Chapitre 10
Althéa enveloppa la silhouette frêle dans un drap de bain moelleux et la déposa sur le lit fraîchement changé avant de l’aider à enfiler une chemise de nuit propre.
- Comment vous sentez-vous, Mère ?
La Dame d’Yrwen esquissa un sourire. Sur ses joues pâles fleurirent deux roses légères.
- Beaucoup mieux, ma douce, merci infiniment.
- C’est normal, Mère.
- Comment vas-tu ?
Althéa se tendit à la question. Il lui était bien plus facile de se concentrer sur la malade que de lui conter ses aventures guerrières et leur odeur de douleur et de mort.
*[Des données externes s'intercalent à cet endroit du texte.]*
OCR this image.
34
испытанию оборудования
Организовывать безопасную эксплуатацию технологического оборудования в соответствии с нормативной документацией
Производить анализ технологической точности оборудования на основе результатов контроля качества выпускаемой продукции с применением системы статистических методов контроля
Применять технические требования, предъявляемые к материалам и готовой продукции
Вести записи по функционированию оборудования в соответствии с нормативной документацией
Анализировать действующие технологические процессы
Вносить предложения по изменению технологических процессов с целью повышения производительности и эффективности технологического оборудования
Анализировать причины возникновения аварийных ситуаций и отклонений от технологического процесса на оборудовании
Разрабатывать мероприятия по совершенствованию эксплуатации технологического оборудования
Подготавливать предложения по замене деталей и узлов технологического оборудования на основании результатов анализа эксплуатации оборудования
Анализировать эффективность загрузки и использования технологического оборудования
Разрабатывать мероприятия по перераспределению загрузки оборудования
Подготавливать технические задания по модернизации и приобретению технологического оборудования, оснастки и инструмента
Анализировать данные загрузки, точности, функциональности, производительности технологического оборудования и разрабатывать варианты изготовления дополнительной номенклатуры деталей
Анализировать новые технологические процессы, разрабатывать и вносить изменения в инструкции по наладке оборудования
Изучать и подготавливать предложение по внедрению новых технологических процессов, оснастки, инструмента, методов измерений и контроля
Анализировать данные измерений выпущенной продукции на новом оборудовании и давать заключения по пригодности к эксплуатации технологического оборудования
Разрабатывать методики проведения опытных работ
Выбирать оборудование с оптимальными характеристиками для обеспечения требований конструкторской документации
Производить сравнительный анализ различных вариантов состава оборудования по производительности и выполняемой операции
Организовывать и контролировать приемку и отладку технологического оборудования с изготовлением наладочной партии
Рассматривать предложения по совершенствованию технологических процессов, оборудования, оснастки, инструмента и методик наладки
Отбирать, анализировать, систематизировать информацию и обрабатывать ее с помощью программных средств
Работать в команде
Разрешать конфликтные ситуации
- Je suis de retour, je vais pouvoir me reposer.
- Tu sais bien que ce n’était pas ma question, objecta la mère, lucide quant à la tentative d’évitement de sa fille.
- Tout va bien aller maintenant que je suis là, Mère. Je vais reprendre les affaires de la maison en main.
- Tu sais que tu peux tout me dire, mon ange.
- Oui, Mère, je sais. Mais il y a certaines choses qui méritent de rester dans le silence et de ne jamais être converties en mots.
Un éclair de souffrance traversa son visage et vieillit d’une seconde ses traits durcis par les combats, avant même qu’elle n’ait atteint l’âge adulte.
La Douairière le saisit au passage, mais l’expression dans les yeux de sa fille la dissuada de n’en rien dire. Elle ferma les yeux.
- Dormez bien, Mère, souffla Althéa, son attention entière fixée sur le visage blême de celle qui n’était plus que l’ombre de ce qu’elle avait été.
Des murmures étouffés détournèrent son attention : les médecins étaient arrivés. Elle s’arracha à la vision trop humaine d’une mère au seuil de la mort.
- Prenez soin d’elle, intima-t-elle aux servantes.
Le visage fermé, elle quitta la pièce à grands pas et s’arrêta dans le couloir. Mal à l’aise sous son regard dur, les trois médecins se tenaient là, baissant les yeux pour éviter le sien.
- Messieurs.
Les bras croisés, la Duchesse s’appuya contre le mur, croisant ses bottes ferrées devant elle, l’air menaçant. Les trois hommes, d’une soixantaine d’années, avalèrent difficilement leur salive, se retenant de ne pas trembler ni fuir comme des lapins.
L’un d’eux tenta de parler, mais les mots restèrent coincés dans sa gorge. Le second éructa un son qui tenait plus du gémissement que de la parole. Quant au dernier, il pâlit si fort qu’il dut se retenir à son collègue pour ne pas s’effondrer.